Healthcare is on the Cusp of Major Disruption
The writing on the wall is clear. With tens of millions of Baby Boomers moving into Medicare, the healthcare industry must evolve in order to survive. Changes to reimbursement, increasing patient spend choice, and financial incentives based on satisfaction and outcomes are forcing change, and nobody is immune.
Even the hospital “monopolies” are at risk. While the big regional medical center may be the only option in town, there are a number of new alternatives popping up. 24-hour urgent care centers in local strip malls, Walmart, CVS, Apple, Amazon — they’re all coming.
As Clayton Christensen famously pointed out in his revolutionary book, The Innovator’s Dilemma, it’s very difficult for established companies to fend off smaller, more agile competitors as they nibble away at the edges of a market until they ultimately take over the whole thing.
Tomorrow vs. Next Year
Leaders across healthcare are not blind to what’s happening. The challenge is that they are ill equipped to move quickly enough to keep the disruptors at bay. Disruptors think about what can be done tomorrow. Large establishment companies assemble a steering committee to assess what might be tested in the next fiscal year.
The good news is that a lot of new technology does not require an IT department to get started. Advancements in cloud computing along with the fact that every patient is walking around with a smart phone in their pocket makes things a lot easier and cheaper than ever before.
Technology is also getting simpler. One reason hospital app adoption is low is due to complexity. Patients do not want to download apps, remember passwords and dig around for information. They expect technology to come to them with information that is simple and short, while also being explanatory, personalized and interactive. This is one reason why text based chatbots are so attractive for healthcare. Everyone understands and prefers text-based messaging and a personal virtual assistant can bridge many gaps.
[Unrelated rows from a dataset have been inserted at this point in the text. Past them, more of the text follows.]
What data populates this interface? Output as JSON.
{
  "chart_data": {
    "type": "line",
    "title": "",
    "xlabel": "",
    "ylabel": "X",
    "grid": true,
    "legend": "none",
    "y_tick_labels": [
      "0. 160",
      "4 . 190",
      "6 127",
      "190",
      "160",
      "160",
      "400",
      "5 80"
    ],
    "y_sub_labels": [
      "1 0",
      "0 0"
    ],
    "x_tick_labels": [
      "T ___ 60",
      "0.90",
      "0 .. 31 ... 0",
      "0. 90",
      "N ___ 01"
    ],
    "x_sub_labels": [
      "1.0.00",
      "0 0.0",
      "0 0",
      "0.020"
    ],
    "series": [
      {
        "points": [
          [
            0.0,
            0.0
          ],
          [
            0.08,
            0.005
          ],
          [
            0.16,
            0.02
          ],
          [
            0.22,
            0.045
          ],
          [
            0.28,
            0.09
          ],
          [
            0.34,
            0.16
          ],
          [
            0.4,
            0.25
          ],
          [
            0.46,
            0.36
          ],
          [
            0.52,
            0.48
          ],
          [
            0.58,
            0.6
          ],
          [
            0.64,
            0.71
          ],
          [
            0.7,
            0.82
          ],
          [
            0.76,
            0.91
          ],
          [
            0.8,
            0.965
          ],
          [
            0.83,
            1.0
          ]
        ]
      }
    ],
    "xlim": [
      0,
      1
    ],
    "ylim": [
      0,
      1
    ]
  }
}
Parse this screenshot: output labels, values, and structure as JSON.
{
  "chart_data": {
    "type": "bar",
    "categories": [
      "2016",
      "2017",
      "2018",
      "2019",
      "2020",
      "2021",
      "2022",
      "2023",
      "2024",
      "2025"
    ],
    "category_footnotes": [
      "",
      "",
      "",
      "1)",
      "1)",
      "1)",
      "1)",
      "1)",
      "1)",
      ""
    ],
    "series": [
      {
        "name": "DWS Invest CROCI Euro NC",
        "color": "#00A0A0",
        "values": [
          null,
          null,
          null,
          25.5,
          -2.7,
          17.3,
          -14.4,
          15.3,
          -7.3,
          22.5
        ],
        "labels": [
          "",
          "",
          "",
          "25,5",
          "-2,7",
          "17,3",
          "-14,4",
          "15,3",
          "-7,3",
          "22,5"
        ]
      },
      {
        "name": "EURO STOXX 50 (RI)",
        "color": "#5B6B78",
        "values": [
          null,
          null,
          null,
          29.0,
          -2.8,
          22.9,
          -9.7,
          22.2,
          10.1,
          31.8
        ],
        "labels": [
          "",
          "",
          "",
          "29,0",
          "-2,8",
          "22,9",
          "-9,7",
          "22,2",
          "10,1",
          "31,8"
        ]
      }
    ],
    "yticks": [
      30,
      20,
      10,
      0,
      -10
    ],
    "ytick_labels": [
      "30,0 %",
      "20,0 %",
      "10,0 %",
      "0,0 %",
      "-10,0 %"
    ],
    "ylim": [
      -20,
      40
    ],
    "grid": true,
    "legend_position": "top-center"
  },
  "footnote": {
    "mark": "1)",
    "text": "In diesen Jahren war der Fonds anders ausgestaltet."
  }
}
Healthcare needs to start moving faster, which requires different thinking, risk taking, rapid decision making. There are tremendous opportunities to address serious shortcomings on the customer experience side. Patients are consumers, what would Amazon do?
Many will say it is unrealistic to expect radical healthcare transformation at the speed of bleeding edge tech. But as companies created around cutting edge innovation move in for their slice of the $3 trillion healthcare industry pie, they will see no reason to operate in any other way.